In the second article, so far, of garments that have made it from catwalk to retail let’s take a look at the details on a Jacquemus raw silk shirt aka ‘La chemise Loya’ from Autumn-Winter 2019. Since this is now 2/2 on shirt details (the first being a Rejina Pyo shirt), it highlights that shirts are one of those styles that can be layered into runway looks with ease, but don’t need much tweaking to get them from catwalk sample to production-ready.
It’s possible that the fit of this garment has been adjusted slightly from the catwalk version, as this is quite a common adjustment, but the detailing and colours look consistent with those seen on the Jacquemus runway for Autumn-Winter 2019».
The first interesting detail on this shirt was what appeared to be tricksy panelling in the sleeves used to create the shaping, however, the truth was much more straightforward. The construction looks like a relatively traditional sleeve pattern using a seam down the back of the arm, which has then been overlaid with an elbow patch in self fabric.
The oversized fit of the whole garment is created by first widening out the main body of the shirt, which also has the effect of bumping the shoulder seam out past the shoulder point of the wearer so that the sleeve also sits out wider. This widening then creates the dropped shoulder look, where the shoulder seam slips slightly off the top of the shoulder and the sleeve sits lower on the arm. Since the top of the sleeve no longer has to curve up and over the top of the wearer’s shoulder, this may also have meant that the top of the sleeve head was made shallower. This was explained in more detail in the article Shaping the Shoulder Curve: The Dropped Shoulder and the Set In Sleeve».
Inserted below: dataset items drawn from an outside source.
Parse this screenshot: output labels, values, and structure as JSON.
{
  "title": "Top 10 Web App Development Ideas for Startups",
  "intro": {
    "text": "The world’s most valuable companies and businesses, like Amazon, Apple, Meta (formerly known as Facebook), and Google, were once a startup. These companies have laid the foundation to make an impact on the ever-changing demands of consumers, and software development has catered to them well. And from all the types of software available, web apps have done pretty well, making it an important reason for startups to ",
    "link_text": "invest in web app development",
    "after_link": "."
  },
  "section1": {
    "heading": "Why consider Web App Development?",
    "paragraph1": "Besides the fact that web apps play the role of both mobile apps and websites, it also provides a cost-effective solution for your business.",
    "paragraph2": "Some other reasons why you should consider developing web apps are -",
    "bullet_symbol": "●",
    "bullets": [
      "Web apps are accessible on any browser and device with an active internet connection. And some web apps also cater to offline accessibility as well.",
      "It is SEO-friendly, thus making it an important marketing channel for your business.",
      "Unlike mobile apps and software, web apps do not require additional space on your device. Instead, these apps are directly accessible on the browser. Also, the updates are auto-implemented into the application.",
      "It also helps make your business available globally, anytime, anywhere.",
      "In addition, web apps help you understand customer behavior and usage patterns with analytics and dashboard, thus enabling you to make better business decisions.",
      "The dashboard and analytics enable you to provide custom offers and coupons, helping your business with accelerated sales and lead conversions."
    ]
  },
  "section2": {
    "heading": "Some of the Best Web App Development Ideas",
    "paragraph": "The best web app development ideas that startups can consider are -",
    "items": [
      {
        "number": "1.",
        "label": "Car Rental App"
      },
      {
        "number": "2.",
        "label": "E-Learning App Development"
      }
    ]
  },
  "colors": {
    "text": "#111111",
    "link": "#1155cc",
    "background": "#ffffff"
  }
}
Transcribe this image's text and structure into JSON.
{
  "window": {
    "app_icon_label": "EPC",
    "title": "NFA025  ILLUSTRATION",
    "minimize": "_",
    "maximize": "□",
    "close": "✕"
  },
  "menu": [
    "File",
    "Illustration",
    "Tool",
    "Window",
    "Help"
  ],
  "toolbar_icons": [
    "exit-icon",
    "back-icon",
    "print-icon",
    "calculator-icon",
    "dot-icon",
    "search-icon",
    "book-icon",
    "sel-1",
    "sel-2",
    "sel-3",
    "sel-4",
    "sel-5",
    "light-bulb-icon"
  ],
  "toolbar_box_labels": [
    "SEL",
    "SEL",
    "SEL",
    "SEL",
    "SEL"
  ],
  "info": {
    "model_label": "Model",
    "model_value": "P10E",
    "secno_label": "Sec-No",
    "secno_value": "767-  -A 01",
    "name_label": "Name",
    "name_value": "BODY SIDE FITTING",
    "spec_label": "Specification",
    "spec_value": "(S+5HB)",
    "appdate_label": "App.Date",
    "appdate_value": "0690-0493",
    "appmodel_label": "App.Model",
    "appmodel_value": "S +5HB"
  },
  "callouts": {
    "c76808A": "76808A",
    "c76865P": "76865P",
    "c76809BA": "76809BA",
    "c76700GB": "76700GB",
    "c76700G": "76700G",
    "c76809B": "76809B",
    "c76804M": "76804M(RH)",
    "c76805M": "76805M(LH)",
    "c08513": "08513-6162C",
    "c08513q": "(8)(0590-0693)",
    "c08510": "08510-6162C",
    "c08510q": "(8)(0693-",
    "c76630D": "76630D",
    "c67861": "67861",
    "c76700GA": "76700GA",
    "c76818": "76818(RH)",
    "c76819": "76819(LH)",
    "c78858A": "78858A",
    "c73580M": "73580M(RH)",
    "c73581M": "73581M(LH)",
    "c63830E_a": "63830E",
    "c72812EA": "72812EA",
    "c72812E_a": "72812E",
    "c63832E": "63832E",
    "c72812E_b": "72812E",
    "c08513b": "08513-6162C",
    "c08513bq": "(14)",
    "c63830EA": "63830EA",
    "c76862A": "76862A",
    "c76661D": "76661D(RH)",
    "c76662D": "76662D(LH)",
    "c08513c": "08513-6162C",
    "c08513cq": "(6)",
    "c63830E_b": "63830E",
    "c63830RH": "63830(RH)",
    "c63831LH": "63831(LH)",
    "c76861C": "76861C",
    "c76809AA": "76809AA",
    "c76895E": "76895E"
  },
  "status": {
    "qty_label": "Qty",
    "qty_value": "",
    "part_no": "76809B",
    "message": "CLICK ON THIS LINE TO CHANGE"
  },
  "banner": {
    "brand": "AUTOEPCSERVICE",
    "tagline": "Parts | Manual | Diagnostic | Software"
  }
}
The volume in the sleeve is controlled at the cuff with two buttons and one buttonhole, so that the cuff becomes adjustable. The cuff itself is pointed and appears to have a tab that extends past the edge of the sleeve fabric. This design has the effect of gathering the volume of the fabric nicely at the cuff.
Another detail to note is the collar design. Unlike a traditional shirt collar, there is no visible collar stand at the front. Instead, it’s possible that the collar has been sewn directly onto the garment, or that there is a small tapered collar stand that would only be visible if the collar was popped up. Since there is no collar stand at the front, this has allowed for a larger top button, and this larger size has also been used at the cuff. Upsizing smaller details like this is one way to emphasise the oversized feel of the whole shirt.
One last component of this shirt’s design that has a large impact is the handle of the fabric. The raw silk used, described on the Jacquemus website as densely woven, does not fall into crisp tight folds at the neckline and cuff. Instead, the handle of the fabric must be quite bouncy, which encourages the fabric to fall in soft rounded curves around the cuffs and fold smoothly over the top of the collar. The fact that this fabric has this quality helps to support the overall volume of the design and gives it a smoother and more luxe feel. It’s possible that the fabric has some sort of twill weave, as the diagonal structure would help to make the fabric more bouncy like this.